Handling Binary data in Tcl (with a note on C)

Archive - Originally posted on "The Horse's Mouth" - 2007-09-09 06:14:06 - Graham Ellis

In Tcl, all variables are held as strings, and most of the commands will split / divide strings at new line or space characters by default. However, there are a few commands that do NOT make that distinction and since a Tcl string (Unlike a C string) may contain any bit pattern at all, they provide a very useful tool for binary data handling. Here they are:

read. Read in a certain number of bytes from a file handle (up to agiven maximum or to the end of file, irrespective of the characters read).
Example: set header [read $stuff 10]

binary scan.

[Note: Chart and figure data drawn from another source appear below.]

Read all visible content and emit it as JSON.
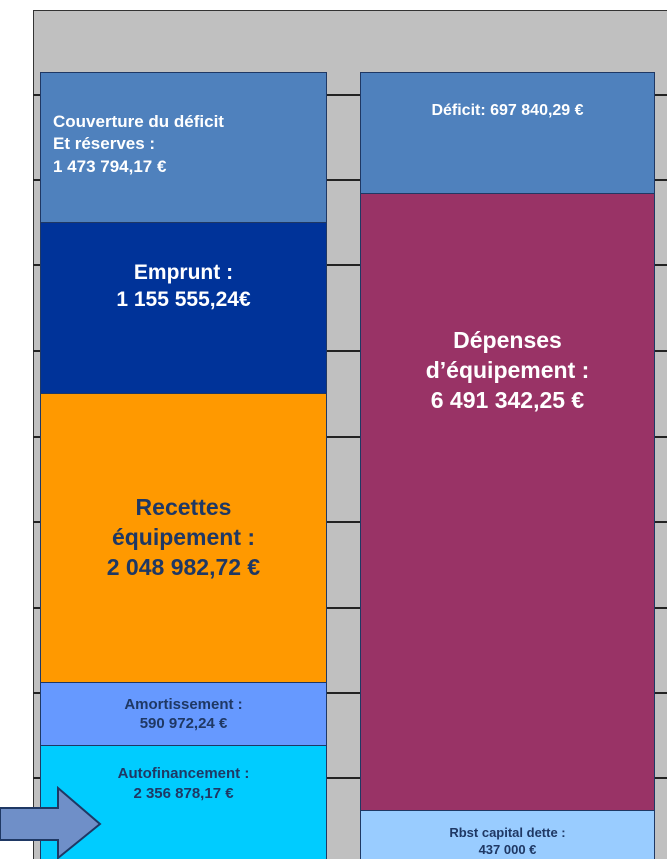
{
  "left": [
    {
      "lines": [
        "Couverture du déficit",
        "Et réserves :",
        "1 473 794,17 €"
      ]
    },
    {
      "lines": [
        "Emprunt :",
        "1 155 555,24€"
      ]
    },
    {
      "lines": [
        "Recettes",
        "équipement :",
        "2 048 982,72 €"
      ]
    },
    {
      "lines": [
        "Amortissement :",
        "590 972,24 €"
      ]
    },
    {
      "lines": [
        "Autofinancement :",
        "2 356 878,17 €"
      ]
    }
  ],
  "right": [
    {
      "lines": [
        "Déficit: 697 840,29 €"
      ]
    },
    {
      "lines": [
        "Dépenses",
        "d’équipement :",
        "6 491 342,25 €"
      ]
    },
    {
      "lines": [
        "Rbst capital dette :",
        "437 000 €"
      ]
    }
  ]
}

Divide a string into a series of separate variables, using a format string that's given as a parameter.
Example: binary scan $header a3a3ss type version ecs why
Takes 3 chars from $header into the variable called type, the next three into the variable called version, the next two (as a 16 bit integer) into ecs and the next two as another 16 bit integer into why. Formats can include 16 and 32 bit, big and little endian, etc

binary format. Take a series of values and save them into a single string. This is the opposite of binary scan in many ways, but there are a few more differenced in the format, the inputs are given with $s (as you would expect) and the output is returned.
Example: binary format ss $hilda $stan
Returns a 4 character string having packed in the two decimal numbers in the Stan and Hilda variables as 16 bit integers

puts. Puts will output any string; remember to use the -nonewline option if you don't want to an extra c/r added. Then remember than you might need flush or fconfigure.

Putting it all together - code that reads the start of a .gif file and tells the user how tall and wide a clickable image in a web page would be, assuming a default 1 pixel border:

set stuff [open tongue.gif r]
set header [read $stuff 10]
binary scan $header a3a3ss type version ecs why
close $stuff
incr ecs 2
incr why 2
puts "It is a $type file version $version size $ecs by $why"
puts -nonewline "(Size allows 2 extra pixels for a clickable "
puts "border in this demo"


Fill code with comments: Here

Note on Strings in C. In C, you may store any bit pattern that you like in An array oc Chars. However, if you use the built in string handlers to manipulate that array of chars, you'll find that they all assume a null character (%body% or 0x00) as the end of string and will truncate at that point, or overrun if you char array doesn't contain a null.